Thursday, December 25, 2008

Frank Miller's Christmas Spirit

I want to see Frank Miller's The Spirit so badly. This tells you what I find interesting about films. Much of the time it's not the pleasure of watching but the curiosity of seeing how thought and process affect the final result. I want to test my conjecture that the film's problems stem from its virtual shooting approach.

This semester I discovered that it's difficult for students to create simple animated virtual shot sequences. For instance, let's imagine you start wide then cut closer then cut to something else. Shooting that sequence in the real world is pretty straightforward. But creating it in After Effects means building everything from scratch. It's a lot harder because you have to control the background size and movement, among other things. I think it's a lot easier to do this sort of thing when you have actual shooting experience first. Without this experience you're practically flying blind.

When Zack Snyder and Robert Rodriguez directed their Frank Miller stories, they were doing something very difficult, perhaps analogous to writing a good sonnet or song lyric. In these cases, meaning is expressed within a highly circumscribed structure. The storyboard is not the reality, but the form of the film. It's like an actor hitting marks. Good performers make it seem natural. But I suspect that in The Spirit, Miller mistook the storyboards for the reality. Without a reservoir of shooting and editing experience, he made the freshman mistake of shooting his boards.

Storyboards only work when they are grounded in actual shooting experience and even then, they only inform the process of shooting. At their best, they prepare the director to more clearly see the moment of shooting. That's why I'm not too big on using storyboards in class at first. I've seen it over and over—students shoot what they had storyboarded but it always comes out wrong because they are trying to impose a template on reality that blinds them to what's there. Storyboards invoke past shooting experience. They do not create it.
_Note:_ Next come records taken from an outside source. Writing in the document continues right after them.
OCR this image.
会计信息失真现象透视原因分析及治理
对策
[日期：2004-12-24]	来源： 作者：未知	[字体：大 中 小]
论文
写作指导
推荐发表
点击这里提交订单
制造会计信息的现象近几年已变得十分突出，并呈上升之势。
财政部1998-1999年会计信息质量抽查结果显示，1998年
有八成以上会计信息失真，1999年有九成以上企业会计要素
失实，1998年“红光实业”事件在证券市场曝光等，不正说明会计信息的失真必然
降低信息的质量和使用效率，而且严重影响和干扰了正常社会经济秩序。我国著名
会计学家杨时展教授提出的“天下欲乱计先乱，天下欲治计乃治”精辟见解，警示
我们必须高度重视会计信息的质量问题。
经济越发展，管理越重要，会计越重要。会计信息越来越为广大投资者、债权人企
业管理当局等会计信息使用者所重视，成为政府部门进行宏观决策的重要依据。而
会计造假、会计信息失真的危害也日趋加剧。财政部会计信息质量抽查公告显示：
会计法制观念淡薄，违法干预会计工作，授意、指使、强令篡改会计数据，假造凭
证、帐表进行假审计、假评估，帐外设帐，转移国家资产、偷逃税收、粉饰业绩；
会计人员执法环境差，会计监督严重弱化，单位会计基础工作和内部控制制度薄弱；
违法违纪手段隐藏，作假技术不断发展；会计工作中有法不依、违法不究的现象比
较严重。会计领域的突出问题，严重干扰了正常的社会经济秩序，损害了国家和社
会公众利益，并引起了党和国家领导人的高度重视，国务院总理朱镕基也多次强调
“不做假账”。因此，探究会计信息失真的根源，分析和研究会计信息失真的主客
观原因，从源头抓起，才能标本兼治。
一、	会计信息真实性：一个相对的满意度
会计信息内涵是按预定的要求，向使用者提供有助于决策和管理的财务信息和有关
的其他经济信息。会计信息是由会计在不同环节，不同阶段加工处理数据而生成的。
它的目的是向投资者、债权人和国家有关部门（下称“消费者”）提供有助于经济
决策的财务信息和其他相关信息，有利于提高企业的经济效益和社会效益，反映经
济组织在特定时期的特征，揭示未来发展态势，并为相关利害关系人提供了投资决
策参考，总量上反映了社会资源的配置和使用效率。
The Spirit seems to be an interesting experiment in the development of virtual filmmaking. What often happens in these films is that the actors' performances become backgrounded, upstaged by the production design (e.g., Keanoshow). Or the work takes on a lifeless, puppeteered quality (e.g., Sky Captain). The Spirit, on the other hand, seems to bypass cinema altogether. It doesn't even seem to be animation, but (even more so than Dave McKean's work), storyboards in motion. I can't wait to see it.